Quel cappio del ’93, invece, dimostrò una pratica dura a morire tra gli esseri umani, in generale, e tra gli italiani, in particolare. Cioè quella che finisce per confondere gli operati di un singolo con un intero sistema. E’ questo che dev’essere cambiato. Lo ha fatto la Lega? Ha cambiato davvero le cose dove comanda direttamente grazie ai voti ricevuti o dove ha importanti influenze? Quelle accumulate nel corso dei decenni, vuoi perché parte delle maggioranze di turno a guida centrodestra, vuoi per la partecipazione alle spartizioni in cui è coinvolta anche l’opposizione, cosa cui ci ha da tempo abituato la politica italiana.
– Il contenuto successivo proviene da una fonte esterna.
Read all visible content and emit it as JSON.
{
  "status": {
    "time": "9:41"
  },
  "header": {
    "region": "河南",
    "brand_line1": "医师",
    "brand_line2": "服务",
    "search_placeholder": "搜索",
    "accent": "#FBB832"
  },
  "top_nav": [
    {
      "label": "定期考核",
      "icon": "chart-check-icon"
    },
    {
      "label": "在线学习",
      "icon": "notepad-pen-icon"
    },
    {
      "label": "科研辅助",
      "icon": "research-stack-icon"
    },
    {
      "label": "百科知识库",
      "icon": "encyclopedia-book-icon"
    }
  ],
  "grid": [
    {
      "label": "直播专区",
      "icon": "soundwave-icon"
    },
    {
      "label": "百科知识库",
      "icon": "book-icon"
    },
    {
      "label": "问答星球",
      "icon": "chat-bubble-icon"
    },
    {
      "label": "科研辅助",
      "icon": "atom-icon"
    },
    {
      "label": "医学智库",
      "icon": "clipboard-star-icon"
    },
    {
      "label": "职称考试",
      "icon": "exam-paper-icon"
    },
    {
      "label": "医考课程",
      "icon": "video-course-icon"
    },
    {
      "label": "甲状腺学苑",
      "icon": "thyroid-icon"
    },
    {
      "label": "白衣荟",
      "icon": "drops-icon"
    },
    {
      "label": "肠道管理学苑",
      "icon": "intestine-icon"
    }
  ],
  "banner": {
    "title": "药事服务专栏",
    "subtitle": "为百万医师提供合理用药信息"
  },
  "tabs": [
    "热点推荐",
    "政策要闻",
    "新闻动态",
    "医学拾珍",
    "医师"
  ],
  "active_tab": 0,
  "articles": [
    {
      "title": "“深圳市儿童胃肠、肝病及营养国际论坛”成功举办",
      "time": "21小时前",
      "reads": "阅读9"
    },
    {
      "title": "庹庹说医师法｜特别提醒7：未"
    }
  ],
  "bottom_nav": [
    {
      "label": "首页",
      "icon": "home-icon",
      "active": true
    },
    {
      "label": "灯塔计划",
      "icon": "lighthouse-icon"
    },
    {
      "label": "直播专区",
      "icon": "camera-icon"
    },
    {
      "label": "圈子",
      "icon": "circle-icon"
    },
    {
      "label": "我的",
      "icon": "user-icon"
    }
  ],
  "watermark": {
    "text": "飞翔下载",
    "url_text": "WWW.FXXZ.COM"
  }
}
E’ evidente come la foto di quel cappio mostrato dall’on Leoni Orsenigo sia stata tolta dall’album di famiglia dei leghisti. La si è lasciata sbiadire, ma non a seguito di una riflessione profonda capace di andare al fondo dei meccanismi che regolano la cosa pubblica, le responsabilità della politica e il dovere di concepirla come servizio più che come occasione di predazione, singola o di gruppo.

Sappiamo che molti cattolici votano Lega. A nostro avviso sbagliano per quella visione “egoistica” che sottostà al pensiero leghista, oltre che per il ritrovarsi oggi il partito di Salvini su posizioni del tutto avulse dalla storia del Paese i cui progressi sono stati raggiunti grazie alle relazioni vive e aperte verso il contesto internazionale, a partire da quello europeo, al solidarismo, al dinamismo mentale e all’attitudine al dialogo e alle mediazioni.

Sbagliano soprattutto se non chiedono anche ai politici leghisti una coerenza tra il dire e il fare senza limitarsi al bacio di qualche rosario.